While starting to gather up the best movie posters of the year and looking for anything I might have missed I came across these two canny posters for a documentary I had never heard of (even though it played for a week at the IFC Center in New York in August). Directed by Bruce McDonald (Hard Core Logo, The Tracey Fragments), Music from the Big House follows singer Rita Chiarelli on a pilgrimage to the birthplace of the blues, which, according to this film, is the Louisiana State Maximum Security Penitentiary, better known as Angola Prison (a point of no return already memorably documented in Liz Garbus's devastating doc The Farm).
As little known as this film is (the film’s website has no information on upcoming screenings or DVD release) it is blessed with two superbly conceptual posters: one in which the strings of a guitar are transformed into the bars of a jail cell; and a second, which I like even more, in which a parade of inmates carrying hoes in front of a fence subtly evokes the notes and staves of sheet music. Well worth a closer look below. (My only caveat about that one is that I don’t like the two-font title treatment, but you can’t have everything).

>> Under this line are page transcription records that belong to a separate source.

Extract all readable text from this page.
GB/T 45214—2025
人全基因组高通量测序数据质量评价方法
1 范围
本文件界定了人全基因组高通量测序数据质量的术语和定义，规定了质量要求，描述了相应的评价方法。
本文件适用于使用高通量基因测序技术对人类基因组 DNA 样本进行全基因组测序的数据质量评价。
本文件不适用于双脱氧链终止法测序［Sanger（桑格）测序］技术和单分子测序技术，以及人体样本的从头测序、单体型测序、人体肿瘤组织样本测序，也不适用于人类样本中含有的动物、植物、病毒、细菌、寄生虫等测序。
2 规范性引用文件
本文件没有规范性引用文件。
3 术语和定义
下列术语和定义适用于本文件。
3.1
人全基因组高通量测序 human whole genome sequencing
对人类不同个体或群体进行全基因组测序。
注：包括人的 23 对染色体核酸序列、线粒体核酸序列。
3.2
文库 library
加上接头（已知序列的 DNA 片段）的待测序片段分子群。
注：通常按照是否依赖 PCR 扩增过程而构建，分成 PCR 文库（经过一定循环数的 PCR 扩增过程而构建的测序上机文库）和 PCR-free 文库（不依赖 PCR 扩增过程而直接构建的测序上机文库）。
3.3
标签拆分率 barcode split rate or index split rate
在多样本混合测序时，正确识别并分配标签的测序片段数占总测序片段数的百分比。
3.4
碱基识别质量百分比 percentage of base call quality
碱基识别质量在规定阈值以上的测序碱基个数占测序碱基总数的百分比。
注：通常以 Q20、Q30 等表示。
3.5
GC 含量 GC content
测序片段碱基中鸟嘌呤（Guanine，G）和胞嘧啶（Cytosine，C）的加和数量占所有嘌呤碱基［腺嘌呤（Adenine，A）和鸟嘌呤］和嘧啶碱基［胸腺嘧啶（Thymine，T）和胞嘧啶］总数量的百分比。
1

Both posters were designed by bpg or Big Picture Group, an L.A. advertising firm that also designed one of my favorite posters of the last decade: Olivier Assayas’ Clean. I also really liked their similarly, um, clean designs for Before Tomorrow and Transsiberian, though their designers do seem to have an unfortunate weakness for Photoshopped skies (the curse and/or savior of the modern movie poster) as you can see in their posters for Countdown to Zero, Passchendaele and Paranoid Park, below.